The approach taken in the UK was enunciated by Mr. Justice Collins in Percy v. Director of Public Prosecutions  1 WLR 1382 in which it was held that unless there is a risk of violence in any public gathering it would not constitute a breach of the peace. It was sufficient to show that there is a reasonable apprehension that the conduct of the organizers and the crown could incite violence in others.
Considering the recent events in which a car bomb had been planted at Wulfrun, Bio Medic’s location and that the march intended to go through that area, there is a reasonable suspicion that unless conditions and restrictions are applied, violence could erupt. • Moreover, in R v Chief Constable of Devon and Cornwall, ex parte Central Electricity Generating Board  QBD 458 Lord Denning explained that a breach of the peace could give rise to restrictions and conditions on a public procession.
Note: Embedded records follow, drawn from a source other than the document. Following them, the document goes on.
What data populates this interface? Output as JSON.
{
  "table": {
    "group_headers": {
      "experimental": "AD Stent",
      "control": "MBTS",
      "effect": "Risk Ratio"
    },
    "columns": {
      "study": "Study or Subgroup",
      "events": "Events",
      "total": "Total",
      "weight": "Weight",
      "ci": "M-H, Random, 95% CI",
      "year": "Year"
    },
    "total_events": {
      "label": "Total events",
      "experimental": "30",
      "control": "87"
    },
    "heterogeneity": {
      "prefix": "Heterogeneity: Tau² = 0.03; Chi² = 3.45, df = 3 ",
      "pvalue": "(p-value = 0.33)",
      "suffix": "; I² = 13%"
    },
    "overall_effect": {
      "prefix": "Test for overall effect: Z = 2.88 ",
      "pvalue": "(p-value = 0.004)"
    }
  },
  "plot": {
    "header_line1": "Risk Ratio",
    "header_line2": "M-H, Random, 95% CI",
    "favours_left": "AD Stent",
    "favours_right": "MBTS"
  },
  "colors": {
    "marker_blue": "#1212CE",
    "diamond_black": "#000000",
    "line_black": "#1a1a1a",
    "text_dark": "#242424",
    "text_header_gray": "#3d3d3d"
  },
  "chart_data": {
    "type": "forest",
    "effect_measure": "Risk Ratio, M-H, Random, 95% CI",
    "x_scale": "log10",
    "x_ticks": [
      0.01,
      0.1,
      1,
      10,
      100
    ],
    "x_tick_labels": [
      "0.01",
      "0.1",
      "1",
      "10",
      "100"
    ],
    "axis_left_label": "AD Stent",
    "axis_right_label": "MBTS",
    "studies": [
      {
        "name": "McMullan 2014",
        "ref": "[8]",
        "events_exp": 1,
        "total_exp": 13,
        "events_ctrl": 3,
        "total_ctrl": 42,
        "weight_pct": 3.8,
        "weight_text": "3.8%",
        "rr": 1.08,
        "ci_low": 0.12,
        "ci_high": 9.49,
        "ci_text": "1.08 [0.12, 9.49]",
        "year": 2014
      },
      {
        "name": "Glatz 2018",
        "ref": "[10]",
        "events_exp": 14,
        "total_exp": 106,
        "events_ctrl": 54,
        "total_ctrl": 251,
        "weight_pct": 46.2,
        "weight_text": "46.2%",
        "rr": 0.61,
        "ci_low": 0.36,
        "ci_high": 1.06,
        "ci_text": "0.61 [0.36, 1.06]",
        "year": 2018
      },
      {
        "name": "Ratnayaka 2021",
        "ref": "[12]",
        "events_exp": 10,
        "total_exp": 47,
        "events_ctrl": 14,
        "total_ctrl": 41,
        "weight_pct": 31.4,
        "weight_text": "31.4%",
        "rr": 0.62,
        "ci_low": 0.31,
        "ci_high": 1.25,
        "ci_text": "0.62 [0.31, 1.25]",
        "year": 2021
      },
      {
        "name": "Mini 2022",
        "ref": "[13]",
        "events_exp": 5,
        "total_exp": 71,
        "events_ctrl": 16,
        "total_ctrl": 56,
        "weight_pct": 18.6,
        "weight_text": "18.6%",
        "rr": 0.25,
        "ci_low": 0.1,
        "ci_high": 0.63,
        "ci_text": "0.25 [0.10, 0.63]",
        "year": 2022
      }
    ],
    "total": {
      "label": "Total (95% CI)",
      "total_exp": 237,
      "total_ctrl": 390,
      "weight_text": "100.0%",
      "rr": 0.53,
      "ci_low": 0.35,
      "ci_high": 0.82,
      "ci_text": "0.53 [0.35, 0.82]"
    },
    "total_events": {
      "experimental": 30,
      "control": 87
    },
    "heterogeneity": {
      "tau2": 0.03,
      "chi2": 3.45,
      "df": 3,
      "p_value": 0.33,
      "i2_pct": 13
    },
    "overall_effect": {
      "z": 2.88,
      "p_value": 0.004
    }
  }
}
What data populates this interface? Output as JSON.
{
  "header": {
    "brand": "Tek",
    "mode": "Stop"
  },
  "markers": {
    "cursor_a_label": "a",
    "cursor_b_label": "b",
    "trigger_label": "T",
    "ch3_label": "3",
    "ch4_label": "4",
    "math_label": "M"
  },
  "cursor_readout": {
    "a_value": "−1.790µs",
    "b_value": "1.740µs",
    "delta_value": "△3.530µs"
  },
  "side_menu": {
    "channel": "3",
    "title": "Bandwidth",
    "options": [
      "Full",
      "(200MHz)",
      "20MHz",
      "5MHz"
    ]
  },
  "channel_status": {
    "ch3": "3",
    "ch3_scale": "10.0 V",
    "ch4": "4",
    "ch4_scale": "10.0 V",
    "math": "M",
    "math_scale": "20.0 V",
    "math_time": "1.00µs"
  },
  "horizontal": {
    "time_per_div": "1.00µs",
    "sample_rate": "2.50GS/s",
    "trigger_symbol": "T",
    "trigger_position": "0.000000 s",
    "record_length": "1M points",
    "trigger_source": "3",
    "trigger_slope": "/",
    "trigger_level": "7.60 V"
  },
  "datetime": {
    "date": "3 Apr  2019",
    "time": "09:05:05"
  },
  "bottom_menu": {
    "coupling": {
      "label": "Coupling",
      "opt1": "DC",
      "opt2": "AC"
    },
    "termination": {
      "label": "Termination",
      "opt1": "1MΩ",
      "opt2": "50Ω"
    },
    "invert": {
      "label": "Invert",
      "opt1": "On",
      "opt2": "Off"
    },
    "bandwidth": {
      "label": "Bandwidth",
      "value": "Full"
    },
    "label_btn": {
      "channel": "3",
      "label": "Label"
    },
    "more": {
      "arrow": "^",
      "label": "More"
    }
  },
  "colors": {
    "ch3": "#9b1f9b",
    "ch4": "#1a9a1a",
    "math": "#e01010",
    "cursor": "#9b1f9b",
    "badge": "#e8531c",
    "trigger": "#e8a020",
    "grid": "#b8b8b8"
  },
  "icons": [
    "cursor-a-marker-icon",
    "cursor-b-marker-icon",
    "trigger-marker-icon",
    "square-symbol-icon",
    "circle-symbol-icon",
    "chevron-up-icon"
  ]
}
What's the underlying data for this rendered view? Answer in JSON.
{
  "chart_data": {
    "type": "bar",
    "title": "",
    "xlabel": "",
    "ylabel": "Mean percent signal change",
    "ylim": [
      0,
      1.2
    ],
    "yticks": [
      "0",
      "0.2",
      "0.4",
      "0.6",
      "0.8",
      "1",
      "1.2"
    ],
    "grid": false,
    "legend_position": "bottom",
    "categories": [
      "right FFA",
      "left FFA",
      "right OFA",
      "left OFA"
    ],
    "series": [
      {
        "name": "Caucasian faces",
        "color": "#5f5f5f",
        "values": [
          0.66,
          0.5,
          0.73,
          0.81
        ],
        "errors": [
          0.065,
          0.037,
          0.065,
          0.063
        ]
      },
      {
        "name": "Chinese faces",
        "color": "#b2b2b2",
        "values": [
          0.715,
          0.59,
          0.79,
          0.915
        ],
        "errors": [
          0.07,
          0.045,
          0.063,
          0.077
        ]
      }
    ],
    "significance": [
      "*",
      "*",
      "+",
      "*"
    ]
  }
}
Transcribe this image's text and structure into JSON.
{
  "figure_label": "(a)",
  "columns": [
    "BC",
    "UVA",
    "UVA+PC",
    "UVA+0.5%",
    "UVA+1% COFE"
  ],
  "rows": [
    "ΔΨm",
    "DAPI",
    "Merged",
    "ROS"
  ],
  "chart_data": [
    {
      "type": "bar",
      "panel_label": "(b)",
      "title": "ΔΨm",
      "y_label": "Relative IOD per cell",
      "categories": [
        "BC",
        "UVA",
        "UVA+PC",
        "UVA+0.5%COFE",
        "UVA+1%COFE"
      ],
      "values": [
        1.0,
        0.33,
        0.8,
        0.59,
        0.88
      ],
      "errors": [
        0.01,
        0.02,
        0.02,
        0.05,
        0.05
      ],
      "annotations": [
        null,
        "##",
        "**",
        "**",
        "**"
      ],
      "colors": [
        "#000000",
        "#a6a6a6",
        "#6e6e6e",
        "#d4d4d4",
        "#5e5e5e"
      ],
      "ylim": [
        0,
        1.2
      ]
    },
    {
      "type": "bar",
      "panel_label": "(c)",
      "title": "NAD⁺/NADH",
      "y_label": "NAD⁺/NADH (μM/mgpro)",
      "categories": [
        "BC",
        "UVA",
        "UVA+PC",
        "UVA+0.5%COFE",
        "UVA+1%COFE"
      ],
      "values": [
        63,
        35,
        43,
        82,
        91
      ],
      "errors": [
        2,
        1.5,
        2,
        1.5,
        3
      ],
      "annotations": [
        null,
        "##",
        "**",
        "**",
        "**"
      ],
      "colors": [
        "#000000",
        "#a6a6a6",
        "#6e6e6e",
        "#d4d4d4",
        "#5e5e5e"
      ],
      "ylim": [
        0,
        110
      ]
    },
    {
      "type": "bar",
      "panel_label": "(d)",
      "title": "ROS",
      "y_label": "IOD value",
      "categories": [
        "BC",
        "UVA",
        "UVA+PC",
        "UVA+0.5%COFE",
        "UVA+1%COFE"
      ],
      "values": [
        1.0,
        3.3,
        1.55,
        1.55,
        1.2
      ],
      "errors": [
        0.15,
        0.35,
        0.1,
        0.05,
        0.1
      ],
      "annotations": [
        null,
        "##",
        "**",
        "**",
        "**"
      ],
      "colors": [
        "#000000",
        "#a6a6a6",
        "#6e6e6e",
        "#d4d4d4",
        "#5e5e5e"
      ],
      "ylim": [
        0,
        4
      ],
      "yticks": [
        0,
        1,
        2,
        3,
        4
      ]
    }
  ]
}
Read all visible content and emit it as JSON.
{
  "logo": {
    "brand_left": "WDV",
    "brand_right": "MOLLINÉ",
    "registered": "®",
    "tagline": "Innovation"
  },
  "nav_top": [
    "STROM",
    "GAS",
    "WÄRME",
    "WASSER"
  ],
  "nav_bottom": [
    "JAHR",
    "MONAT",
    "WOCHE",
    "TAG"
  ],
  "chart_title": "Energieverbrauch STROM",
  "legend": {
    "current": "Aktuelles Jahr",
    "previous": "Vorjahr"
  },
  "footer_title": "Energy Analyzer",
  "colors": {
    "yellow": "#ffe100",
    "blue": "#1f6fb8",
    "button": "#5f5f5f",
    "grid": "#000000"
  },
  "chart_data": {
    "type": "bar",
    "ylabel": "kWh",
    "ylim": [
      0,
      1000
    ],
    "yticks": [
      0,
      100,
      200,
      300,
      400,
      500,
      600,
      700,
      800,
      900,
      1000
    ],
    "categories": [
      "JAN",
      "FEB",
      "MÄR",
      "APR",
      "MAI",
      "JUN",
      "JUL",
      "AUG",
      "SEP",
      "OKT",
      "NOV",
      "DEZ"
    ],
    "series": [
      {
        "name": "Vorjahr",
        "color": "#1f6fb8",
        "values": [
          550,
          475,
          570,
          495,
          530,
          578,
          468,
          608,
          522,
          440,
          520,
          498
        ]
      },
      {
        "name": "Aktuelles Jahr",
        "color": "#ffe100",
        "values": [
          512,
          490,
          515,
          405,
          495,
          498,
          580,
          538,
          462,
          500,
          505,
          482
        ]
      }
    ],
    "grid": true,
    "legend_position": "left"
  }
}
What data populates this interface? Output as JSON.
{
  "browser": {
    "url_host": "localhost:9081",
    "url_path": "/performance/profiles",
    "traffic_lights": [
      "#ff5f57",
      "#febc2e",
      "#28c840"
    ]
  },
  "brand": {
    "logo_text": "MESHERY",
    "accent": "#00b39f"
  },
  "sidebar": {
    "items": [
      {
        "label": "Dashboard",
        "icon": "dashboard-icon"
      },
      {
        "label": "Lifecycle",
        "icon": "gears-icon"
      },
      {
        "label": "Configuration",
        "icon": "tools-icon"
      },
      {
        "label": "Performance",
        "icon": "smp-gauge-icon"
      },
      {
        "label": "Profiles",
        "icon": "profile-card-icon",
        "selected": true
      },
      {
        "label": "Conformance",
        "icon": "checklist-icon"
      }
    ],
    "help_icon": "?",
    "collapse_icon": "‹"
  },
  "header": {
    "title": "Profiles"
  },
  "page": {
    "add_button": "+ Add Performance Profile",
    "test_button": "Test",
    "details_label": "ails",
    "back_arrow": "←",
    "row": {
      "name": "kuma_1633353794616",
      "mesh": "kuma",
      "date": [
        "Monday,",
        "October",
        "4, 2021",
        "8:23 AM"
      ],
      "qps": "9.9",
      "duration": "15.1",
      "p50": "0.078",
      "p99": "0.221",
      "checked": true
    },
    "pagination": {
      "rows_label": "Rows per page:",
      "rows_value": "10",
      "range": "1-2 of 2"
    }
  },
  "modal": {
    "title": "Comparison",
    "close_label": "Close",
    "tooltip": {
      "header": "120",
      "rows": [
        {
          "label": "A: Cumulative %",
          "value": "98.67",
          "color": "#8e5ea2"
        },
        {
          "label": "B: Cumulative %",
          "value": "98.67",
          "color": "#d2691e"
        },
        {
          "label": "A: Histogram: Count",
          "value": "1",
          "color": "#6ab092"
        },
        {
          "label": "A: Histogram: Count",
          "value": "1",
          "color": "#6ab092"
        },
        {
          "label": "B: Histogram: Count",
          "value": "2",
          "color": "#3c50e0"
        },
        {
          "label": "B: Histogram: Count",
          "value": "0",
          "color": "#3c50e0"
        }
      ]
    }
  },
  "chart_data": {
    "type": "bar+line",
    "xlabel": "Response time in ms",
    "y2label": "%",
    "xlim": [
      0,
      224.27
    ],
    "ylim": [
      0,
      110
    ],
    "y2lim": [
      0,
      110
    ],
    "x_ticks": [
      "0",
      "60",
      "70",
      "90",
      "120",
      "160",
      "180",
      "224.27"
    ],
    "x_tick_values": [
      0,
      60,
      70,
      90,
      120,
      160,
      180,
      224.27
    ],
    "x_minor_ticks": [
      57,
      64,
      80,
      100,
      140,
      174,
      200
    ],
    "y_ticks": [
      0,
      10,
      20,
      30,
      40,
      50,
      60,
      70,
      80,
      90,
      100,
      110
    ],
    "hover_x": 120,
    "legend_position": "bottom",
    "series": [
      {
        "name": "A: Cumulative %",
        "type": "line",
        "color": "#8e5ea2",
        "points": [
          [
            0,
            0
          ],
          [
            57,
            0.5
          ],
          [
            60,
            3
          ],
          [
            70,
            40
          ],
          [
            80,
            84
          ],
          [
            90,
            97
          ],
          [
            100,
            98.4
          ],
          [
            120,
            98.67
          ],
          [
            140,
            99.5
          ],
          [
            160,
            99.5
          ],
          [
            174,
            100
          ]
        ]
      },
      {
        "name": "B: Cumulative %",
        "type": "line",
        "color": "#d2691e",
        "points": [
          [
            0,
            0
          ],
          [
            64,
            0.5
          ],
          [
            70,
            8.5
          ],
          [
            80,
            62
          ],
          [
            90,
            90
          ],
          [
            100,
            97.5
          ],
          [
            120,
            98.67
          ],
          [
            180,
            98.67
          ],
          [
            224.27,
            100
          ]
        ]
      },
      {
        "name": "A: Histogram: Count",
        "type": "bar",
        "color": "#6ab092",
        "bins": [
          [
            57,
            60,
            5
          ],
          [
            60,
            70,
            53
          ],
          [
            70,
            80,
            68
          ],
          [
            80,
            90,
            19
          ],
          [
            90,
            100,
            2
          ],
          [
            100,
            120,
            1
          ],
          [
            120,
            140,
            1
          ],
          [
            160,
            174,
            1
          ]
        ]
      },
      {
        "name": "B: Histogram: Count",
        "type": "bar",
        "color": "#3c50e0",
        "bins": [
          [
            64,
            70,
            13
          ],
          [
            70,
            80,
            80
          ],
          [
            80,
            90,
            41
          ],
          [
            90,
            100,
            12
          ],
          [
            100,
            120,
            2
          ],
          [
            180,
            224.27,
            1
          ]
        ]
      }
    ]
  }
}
Lord Denning explained that breach of the peace would occur if the conduct was such that it prevented a person going about his lawful activities. Based on the authorities cited, the chief constable was at liberty to impose conditions on the march. However, it is unlikely that the march could have been banned since Article 11 of the European Convention on Human Rights protects the right of the individual to conduct peaceful marches. Question 3 • Whether or not the arrest of Phillip, Henry and Emma was lawful turns on whether or not the police had reasonable grounds to suspect that a breach of the peace was likely to occur.
In Phillip’s case it seems logical for the police to assume that a breach of the peace was about to occur had Phillip not been taken into custody. Emotions were running high between Phillip and William and the recent acts of violence and protest lends itself to the likelihood that a breach of the peace might occur. • It was held in Singh, R v Chief Constable of West Midlands Police  EWCA Civ 118 that police had a general duty to keep the peace as well as to ascertain that when individuals exercised their fundamental rights and freedoms, the exercise of those rights were not disproportionate to the rights and freedoms of others.
Although Phillip had a right to express his feelings about the research ethics of Bio Medic, he did so in a way that compromised the freedom of movement of others. The graphic depictions of mutilated embryos were not necessary for conveying his opposition to the research and was offensive to bystanders. Even if the depictions were not offensive, Phillip did in fact engage in confrontation with a bystander and this gave rise to a reasonable suspicion on the part of the police that a breach of the peace might ensue.
Emma and Henry’s speech however did not give rise to incitement and did not appear to create a disturbance. • The right to free speech is protected by the European Convention on Human Rights and the ensuing arrest was therefore arbitrary and a further violation of Convention rights against unlawful arrest. • According to the ruling in R (Laporte) v Chief Constable of Gloucestershire Constabulary  2 WLR 46 even a dispersal order in such circumstances was a violation of Article 10 of the Convention which guarantees the right to free expression.